There are some ways around this, which is just stacking your character to the point of being over-powered. Penny Punching Princess has a surprisingly deep RPG system that you can play with between missions. You can level up your HP or DEF with attribute points which are obtained by finding Zenigami statues on missions. You can also create different armours or even Zenigami statues by bribing a specific amount of certain minions and traps. If you really want to, you can replay levels that have the minions you need, stock up on attribute points or armours, and then just run through difficult levels with relative ease.
The thing is, replaying levels isn’t very fun. Each level never changes, so if you need to go bribe a few Onioon minions, you’ll have to play a level with those minions. But if you’ve already gotten the highest rank of S or found all the hidden Zenigami statues in that level, you’re forced to play through the same exact map and the same exact encounters each replay. The gameplay isn’t enjoyable enough to really warrant it either; it’s just fighting, getting money, buying minions, rinse and repeat. It is also extremely hard to buy armour or statues without grinding levels that you’ve already played unless you are lucky and just happen to buy the right minions needed for whatever you need to buy.

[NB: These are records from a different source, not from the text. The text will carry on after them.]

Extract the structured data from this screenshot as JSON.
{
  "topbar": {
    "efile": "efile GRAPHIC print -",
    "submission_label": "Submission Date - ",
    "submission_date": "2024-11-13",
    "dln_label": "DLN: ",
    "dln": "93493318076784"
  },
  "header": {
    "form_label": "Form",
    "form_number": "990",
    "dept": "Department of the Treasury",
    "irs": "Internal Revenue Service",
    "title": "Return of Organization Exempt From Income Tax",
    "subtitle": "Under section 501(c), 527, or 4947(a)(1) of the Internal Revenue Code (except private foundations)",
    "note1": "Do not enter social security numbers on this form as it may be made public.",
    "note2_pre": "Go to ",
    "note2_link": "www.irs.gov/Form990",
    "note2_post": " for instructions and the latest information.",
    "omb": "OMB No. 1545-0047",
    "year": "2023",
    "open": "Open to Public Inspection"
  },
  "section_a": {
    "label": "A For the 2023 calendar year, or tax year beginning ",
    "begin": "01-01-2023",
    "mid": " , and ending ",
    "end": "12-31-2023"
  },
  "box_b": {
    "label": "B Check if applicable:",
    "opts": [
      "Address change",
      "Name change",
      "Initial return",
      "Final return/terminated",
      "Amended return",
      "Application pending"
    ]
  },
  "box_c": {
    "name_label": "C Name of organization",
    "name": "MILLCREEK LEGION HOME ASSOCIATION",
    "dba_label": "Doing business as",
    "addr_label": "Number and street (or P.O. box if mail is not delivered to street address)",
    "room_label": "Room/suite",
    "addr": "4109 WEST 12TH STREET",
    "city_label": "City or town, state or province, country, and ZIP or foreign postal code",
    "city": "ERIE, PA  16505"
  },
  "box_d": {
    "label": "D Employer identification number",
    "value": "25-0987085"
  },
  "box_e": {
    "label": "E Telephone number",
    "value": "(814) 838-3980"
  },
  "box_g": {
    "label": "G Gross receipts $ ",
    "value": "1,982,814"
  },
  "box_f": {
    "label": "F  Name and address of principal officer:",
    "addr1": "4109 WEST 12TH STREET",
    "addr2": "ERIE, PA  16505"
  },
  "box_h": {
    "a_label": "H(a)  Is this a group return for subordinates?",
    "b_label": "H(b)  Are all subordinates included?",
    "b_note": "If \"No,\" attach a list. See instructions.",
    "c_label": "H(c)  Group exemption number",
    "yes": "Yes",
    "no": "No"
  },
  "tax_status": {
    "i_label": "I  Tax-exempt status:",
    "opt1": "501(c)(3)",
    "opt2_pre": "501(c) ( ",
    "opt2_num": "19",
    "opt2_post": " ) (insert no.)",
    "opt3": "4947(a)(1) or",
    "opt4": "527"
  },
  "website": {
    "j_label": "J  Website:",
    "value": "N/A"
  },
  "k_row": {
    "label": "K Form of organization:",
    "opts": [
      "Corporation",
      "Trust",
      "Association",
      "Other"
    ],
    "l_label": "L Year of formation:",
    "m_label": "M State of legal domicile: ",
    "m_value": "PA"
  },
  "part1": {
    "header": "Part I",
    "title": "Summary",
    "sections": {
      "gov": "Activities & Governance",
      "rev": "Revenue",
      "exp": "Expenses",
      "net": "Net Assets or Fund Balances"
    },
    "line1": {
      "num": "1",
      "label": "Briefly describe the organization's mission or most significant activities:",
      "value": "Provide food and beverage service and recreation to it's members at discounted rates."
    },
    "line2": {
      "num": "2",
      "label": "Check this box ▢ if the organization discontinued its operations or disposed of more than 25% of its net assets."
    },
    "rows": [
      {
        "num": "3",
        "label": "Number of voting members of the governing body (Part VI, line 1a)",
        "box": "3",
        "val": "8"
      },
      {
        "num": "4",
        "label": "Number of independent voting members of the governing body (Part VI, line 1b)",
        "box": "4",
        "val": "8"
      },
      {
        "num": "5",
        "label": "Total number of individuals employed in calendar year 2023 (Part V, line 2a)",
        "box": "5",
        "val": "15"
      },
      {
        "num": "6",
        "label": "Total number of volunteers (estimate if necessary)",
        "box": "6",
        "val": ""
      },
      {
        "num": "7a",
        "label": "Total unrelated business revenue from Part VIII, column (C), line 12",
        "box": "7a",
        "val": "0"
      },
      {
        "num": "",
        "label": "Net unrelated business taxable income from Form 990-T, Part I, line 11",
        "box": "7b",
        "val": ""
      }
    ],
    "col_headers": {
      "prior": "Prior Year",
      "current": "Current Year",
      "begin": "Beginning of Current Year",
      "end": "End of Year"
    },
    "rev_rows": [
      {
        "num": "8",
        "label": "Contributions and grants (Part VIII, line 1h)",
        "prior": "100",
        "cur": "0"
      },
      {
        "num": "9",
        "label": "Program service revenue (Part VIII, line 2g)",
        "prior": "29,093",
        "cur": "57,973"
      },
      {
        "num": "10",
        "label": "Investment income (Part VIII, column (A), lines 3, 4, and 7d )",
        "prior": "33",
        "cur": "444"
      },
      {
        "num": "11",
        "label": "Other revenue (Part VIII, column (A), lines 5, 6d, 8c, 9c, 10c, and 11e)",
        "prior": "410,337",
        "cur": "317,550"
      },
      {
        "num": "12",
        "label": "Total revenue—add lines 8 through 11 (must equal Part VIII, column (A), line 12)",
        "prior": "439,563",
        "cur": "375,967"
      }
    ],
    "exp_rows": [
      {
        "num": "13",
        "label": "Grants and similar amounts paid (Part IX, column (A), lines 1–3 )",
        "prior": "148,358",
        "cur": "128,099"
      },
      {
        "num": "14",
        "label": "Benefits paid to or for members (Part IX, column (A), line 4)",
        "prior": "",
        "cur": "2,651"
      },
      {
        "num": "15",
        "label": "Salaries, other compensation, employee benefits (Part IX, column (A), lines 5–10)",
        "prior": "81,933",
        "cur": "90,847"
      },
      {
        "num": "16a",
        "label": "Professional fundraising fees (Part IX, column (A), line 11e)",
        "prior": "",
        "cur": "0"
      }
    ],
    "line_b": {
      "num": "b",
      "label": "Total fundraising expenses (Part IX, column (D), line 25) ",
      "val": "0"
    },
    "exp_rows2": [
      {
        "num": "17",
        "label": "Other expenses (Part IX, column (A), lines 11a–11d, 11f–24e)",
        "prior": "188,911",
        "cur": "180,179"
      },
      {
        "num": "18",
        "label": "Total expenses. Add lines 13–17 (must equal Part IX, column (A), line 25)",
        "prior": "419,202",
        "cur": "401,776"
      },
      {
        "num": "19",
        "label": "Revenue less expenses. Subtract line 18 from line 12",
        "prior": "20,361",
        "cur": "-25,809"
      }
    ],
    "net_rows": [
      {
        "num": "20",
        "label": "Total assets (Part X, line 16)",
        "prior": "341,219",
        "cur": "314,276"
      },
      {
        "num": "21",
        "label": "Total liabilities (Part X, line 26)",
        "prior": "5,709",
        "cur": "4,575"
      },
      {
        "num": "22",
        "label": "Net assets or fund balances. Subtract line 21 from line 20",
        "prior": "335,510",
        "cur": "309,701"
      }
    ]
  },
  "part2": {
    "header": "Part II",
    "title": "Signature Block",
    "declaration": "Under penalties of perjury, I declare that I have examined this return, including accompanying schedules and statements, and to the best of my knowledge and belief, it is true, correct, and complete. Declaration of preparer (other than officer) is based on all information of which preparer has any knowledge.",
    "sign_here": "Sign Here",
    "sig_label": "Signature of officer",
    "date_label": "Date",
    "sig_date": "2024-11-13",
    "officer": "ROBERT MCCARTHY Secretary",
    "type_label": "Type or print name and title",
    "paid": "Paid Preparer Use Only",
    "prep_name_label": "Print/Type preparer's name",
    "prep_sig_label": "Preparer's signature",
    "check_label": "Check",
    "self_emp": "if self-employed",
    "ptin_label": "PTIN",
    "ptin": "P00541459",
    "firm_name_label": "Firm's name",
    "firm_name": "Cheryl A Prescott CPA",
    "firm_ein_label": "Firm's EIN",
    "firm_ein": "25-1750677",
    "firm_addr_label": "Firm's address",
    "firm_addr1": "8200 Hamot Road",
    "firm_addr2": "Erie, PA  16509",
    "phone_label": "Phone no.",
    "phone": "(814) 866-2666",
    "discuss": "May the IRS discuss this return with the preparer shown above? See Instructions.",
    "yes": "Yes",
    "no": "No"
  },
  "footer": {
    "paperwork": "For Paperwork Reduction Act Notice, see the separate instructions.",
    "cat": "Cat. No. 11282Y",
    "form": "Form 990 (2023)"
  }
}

All of this makes the vast amount of options the game does offer, feel shallow. If you have to go back and replay levels over and over again, it takes away the importance of beating a new level for the first time. You know you’ll probably have to come back and do it again. This is fine for the most part until you hit a difficulty spike in the game which forces you to go back and grind for better armour or more attribute points. This would be fine, but obtaining new armour isn’t all that exciting, and replaying the levels can really feel like a drag if you have to go complete the whole thing just to bribe one or two minions.
When you are playing a new level for the first time, Penny Punching Princess is great fun. The game can throw a lot at you at once, but once you get the hang of traps and attack patterns the fight scenarios are chaotic fun, especially if you have the funds to turn traps on enemies. Boss fights are another highlight. Fighting a gigantic samurai dragon while running around and turning all his traps on him can be fun, and the fights can last awhile in comparison to the smaller skirmishes that take mere seconds to complete. The grading system is also a good way to make the player strive for perfection, though I never really found it all that difficult to achieve a level score of A or S as long as I completed the level without dying.
It really all comes down to how much fun using that magic calculator is. Without it, Penny Punching Princess would just be another fighting game and a boring one at that. It is one of few games where currency actually feels important, which is impressive in itself. If you have money, odds are you’re winning the fight. It’s not only a fun play on the industry’s current play-to-win woes but also elevates the gameplay in a fun and unique way. The game also has a lot to offer in terms of collecting statues and armour; it’s just unfortunate that it is so grindy to get a lot of what you need to succeed. But in a lot of ways that ties into the theme of Penny Punching Princess: in a world ruled by capitalism, grinding for materials is king.